4 Responses to “Dog Blog: Living with canine cancer (5)”

  1. Bev said

    I am so please that its not cancer. I would urge your vet to check the ulcer is not an Eosinophilic granuloma, a type of auto immune disease.
    I had two cavalier king charles spaniels that got this, unfortunatly because it is so rare in dogs vets just do not think about it as a diagnosis or to check for it, so my first dog we had to have put to sleep after a year as by then he was really suffering. he was only 4 years old.
    A year later my other one went down with it, and finally after 8 months they took a biopsey of it and it came back that is what it was. There are treatments out there, (not cures) that can help. Part of that treatment can to be to hit it hard with steroids along with some other drugs. Unfortunatly it had spread to far for my second dog and 4 months into the treatment we lost her too age 7 years.
    This type of autoimmune disease attacks the soft tissue and does slowly or sometimes rapidly spread.
    Can you tell me exactly what symptoms Lou had that led you to find the ulcer please as my two seemed to get tired quickly, and do an awful lot of reverse sneezing daily, when it got really bad they were having trouble even eating soft food.
    Unfortunatly vets are not recording the problem in dogs, I think there are only a handful of recorded cases. I done a lot of research afterwards and found it could be more common than is thought, its just not being recognised by vets because its not being recorded.
    Its common in cats and is often called (Rodent Ulcer) but seems to affect them differently and they can cope with it better.

  2. indigodream said

    Hi Bev

    Thanks for your detailed comment – which I have published so that other readers may benefit from the information – I’m sorry to hear about your dog trouble – auto-immune diseases are very tricky things to manage and heartbreaking to lose them so young.

    Lou’s ulcer is 99.999% caused by the side-effects of radiotherapy and chemotherapy – she’s been having intensive treatment for lymphoma in her throat/neck which has left her with inflammation which I hope we’ll be able to control with antibiotics and steroids (which she’s on as part of her chemotherapy). Lou’s story is a long one one, but we have no reason to suspect an auto-immune problem at the moment – though I will keep it in mind…

    Thanks again

    Sue

  3. Amy said

    Glad to hear that there’s a bit of good news for Lou.

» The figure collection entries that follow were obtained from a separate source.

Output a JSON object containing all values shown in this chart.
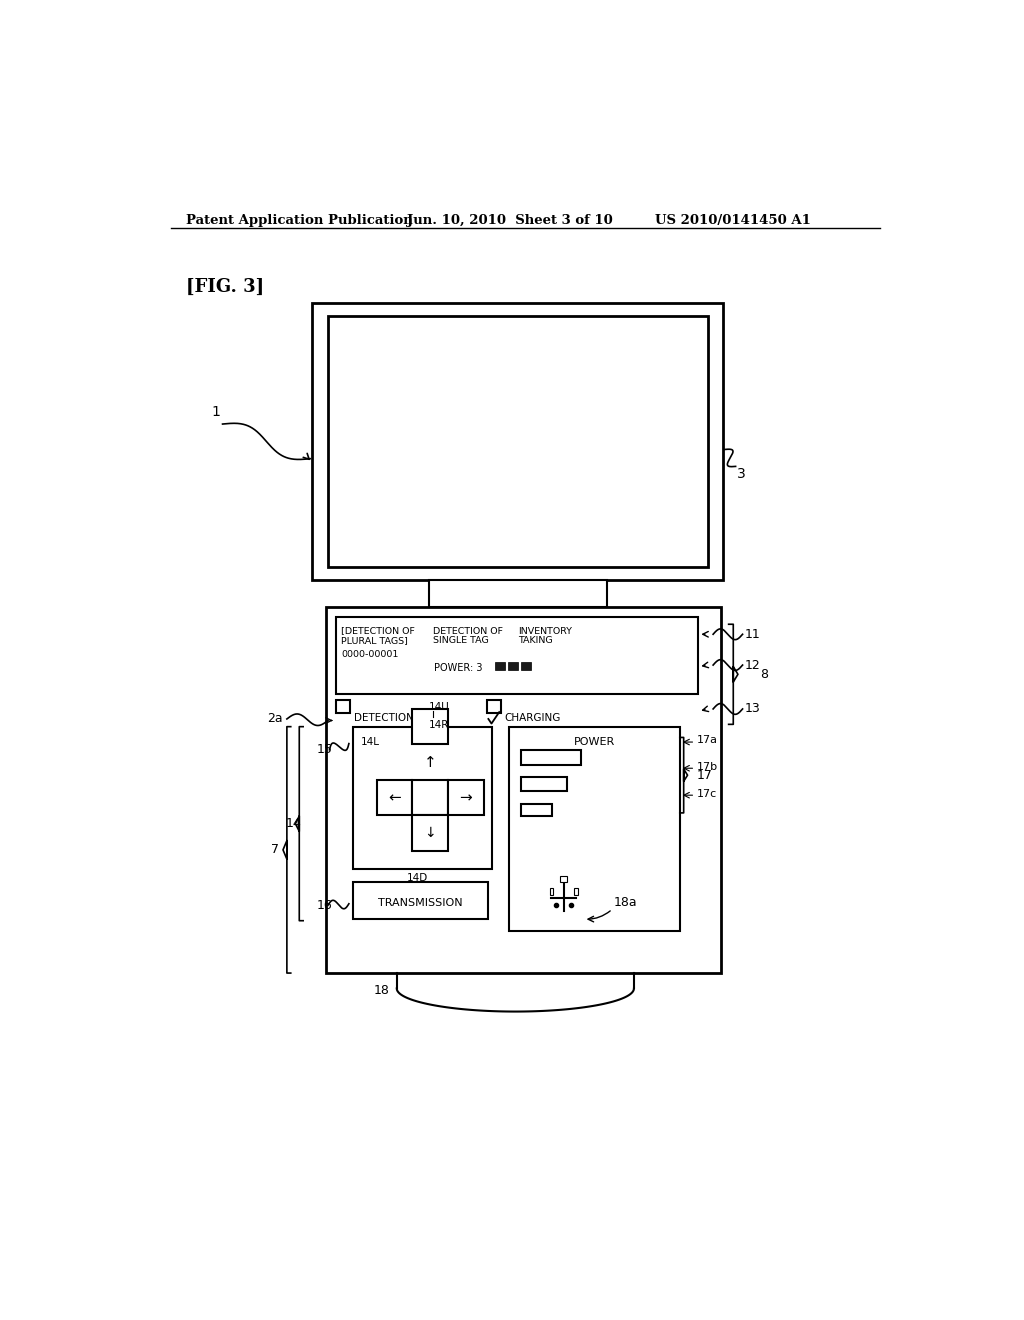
{
  "bg_color": "#ffffff",
  "header_left": "Patent Application Publication",
  "header_mid": "Jun. 10, 2010  Sheet 3 of 10",
  "header_right": "US 2010/0141450 A1",
  "fig_label": "[FIG. 3]",
  "label_1": "1",
  "label_3": "3",
  "label_2a": "2a",
  "label_8": "8",
  "label_11": "11",
  "label_12": "12",
  "label_13": "13",
  "label_14": "14",
  "label_14U": "14U",
  "label_14R": "14R",
  "label_14L": "14L",
  "label_14D": "14D",
  "label_15": "15",
  "label_16": "16",
  "label_17": "17",
  "label_17a": "17a",
  "label_17b": "17b",
  "label_17c": "17c",
  "label_18": "18",
  "label_18a": "18a",
  "label_7": "7",
  "text_detection_plural": "[DETECTION OF\nPLURAL TAGS]",
  "text_detection_single": "DETECTION OF\nSINGLE TAG",
  "text_inventory": "INVENTORY\nTAKING",
  "text_id": "0000-00001",
  "text_power": "POWER: 3",
  "text_detection": "DETECTION",
  "text_charging": "CHARGING",
  "text_power2": "POWER",
  "text_transmission": "TRANSMISSION",
  "arrow_up": "↑",
  "arrow_down": "↓",
  "arrow_left": "←",
  "arrow_right": "→"
}
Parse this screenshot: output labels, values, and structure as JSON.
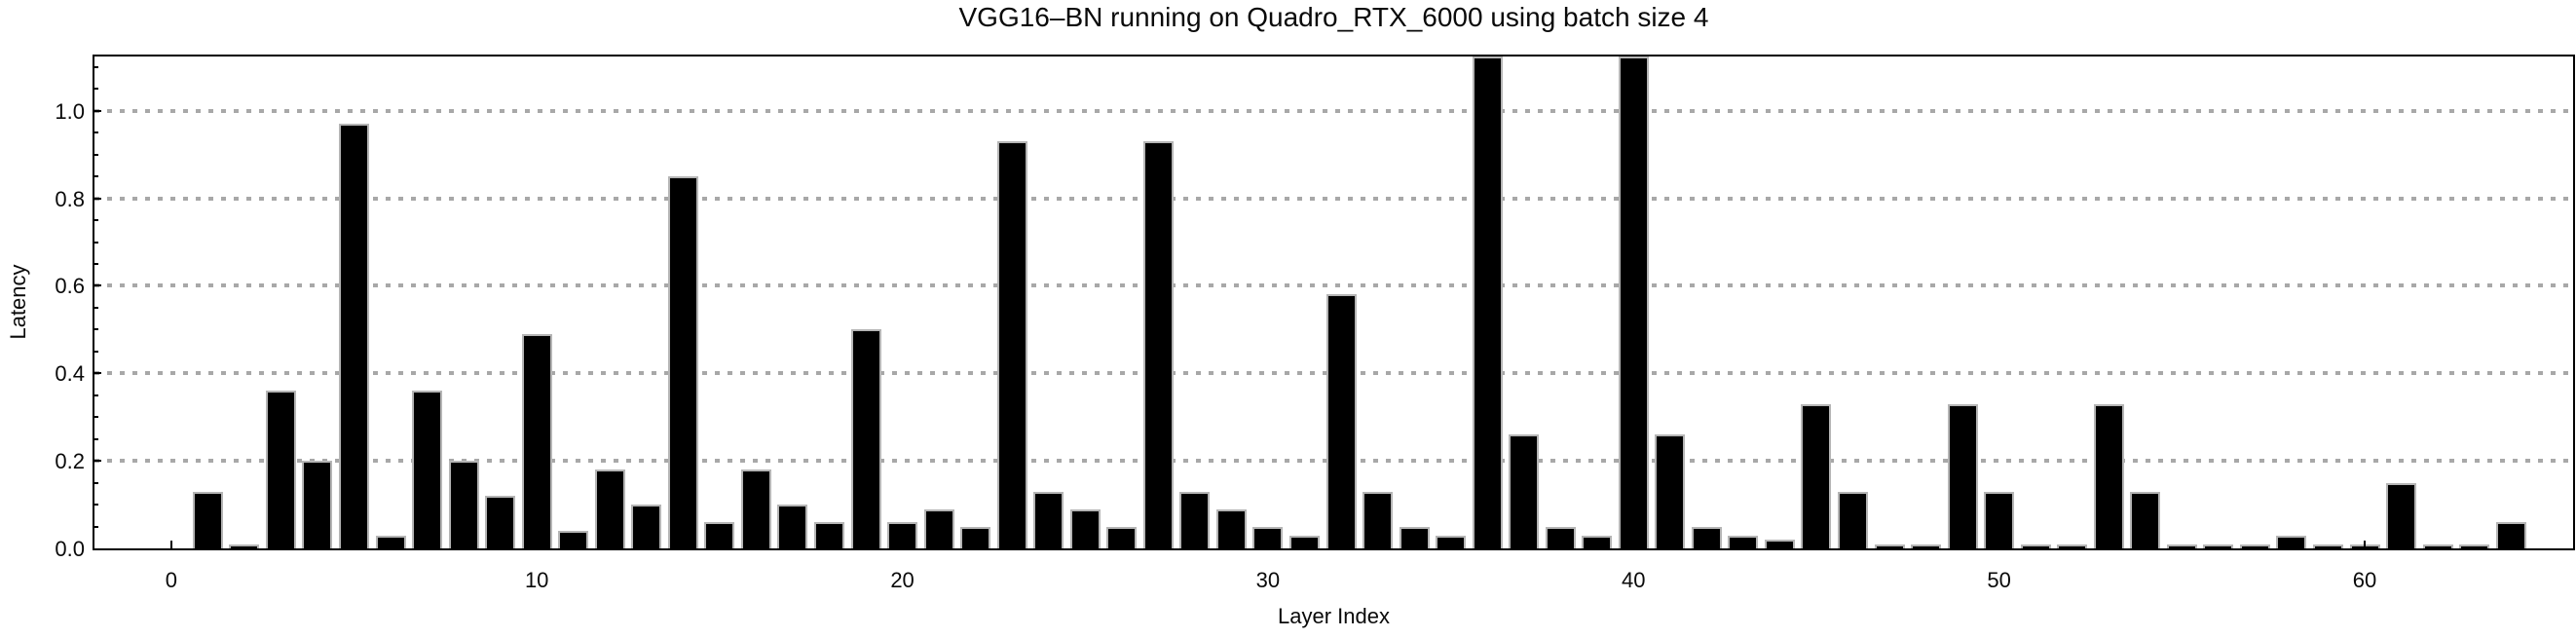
{
  "title": "VGG16–BN running on Quadro_RTX_6000 using batch size 4",
  "chart_data": {
    "type": "bar",
    "title": "VGG16–BN running on Quadro_RTX_6000 using batch size 4",
    "xlabel": "Layer Index",
    "ylabel": "Latency",
    "categories": [
      1,
      2,
      3,
      4,
      5,
      6,
      7,
      8,
      9,
      10,
      11,
      12,
      13,
      14,
      15,
      16,
      17,
      18,
      19,
      20,
      21,
      22,
      23,
      24,
      25,
      26,
      27,
      28,
      29,
      30,
      31,
      32,
      33,
      34,
      35,
      36,
      37,
      38,
      39,
      40,
      41,
      42,
      43,
      44,
      45,
      46,
      47,
      48,
      49,
      50,
      51,
      52,
      53,
      54,
      55,
      56,
      57,
      58,
      59,
      60,
      61,
      62,
      63,
      64
    ],
    "values": [
      0.13,
      0.01,
      0.36,
      0.2,
      0.97,
      0.03,
      0.36,
      0.2,
      0.12,
      0.49,
      0.04,
      0.18,
      0.1,
      0.85,
      0.06,
      0.18,
      0.1,
      0.06,
      0.5,
      0.06,
      0.09,
      0.05,
      0.93,
      0.13,
      0.09,
      0.05,
      0.93,
      0.13,
      0.09,
      0.05,
      0.03,
      0.58,
      0.13,
      0.05,
      0.03,
      1.13,
      0.26,
      0.05,
      0.03,
      1.13,
      0.26,
      0.05,
      0.03,
      0.02,
      0.33,
      0.13,
      0.01,
      0.01,
      0.33,
      0.13,
      0.01,
      0.01,
      0.33,
      0.13,
      0.01,
      0.01,
      0.01,
      0.03,
      0.01,
      0.01,
      0.15,
      0.01,
      0.01,
      0.06
    ],
    "clipped_at_top_indices": [
      36,
      40
    ],
    "x_tick_labels": [
      "0",
      "10",
      "20",
      "30",
      "40",
      "50",
      "60"
    ],
    "x_tick_values": [
      0,
      10,
      20,
      30,
      40,
      50,
      60
    ],
    "y_tick_labels": [
      "0.0",
      "0.2",
      "0.4",
      "0.6",
      "0.8",
      "1.0"
    ],
    "y_tick_values": [
      0.0,
      0.2,
      0.4,
      0.6,
      0.8,
      1.0
    ],
    "y_minor_tick_step": 0.05,
    "xlim": [
      -2.1,
      65.7
    ],
    "ylim": [
      0,
      1.124
    ],
    "grid": "horizontal dotted at y major ticks",
    "legend": "none",
    "bar_color": "#000000",
    "bar_edge_color": "#b5b5b5",
    "grid_color": "#a8a8a8",
    "axis_color": "#000000",
    "background_color": "#ffffff"
  }
}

    Regarding academic papers on the medical issues you described which are behind paywalls, I’d be happy to use my university ID to access and download them for you, if you send me the links. 🙂

  4. indigodream said

    Hi Amy

    Thanks for the offer of downloading articles – I may be in touch!

    In all fairness, I can get hold of most things via the Royal Pharmaceutical Society for myself, but I can’t always get the links to the blog to work so that I can share with others.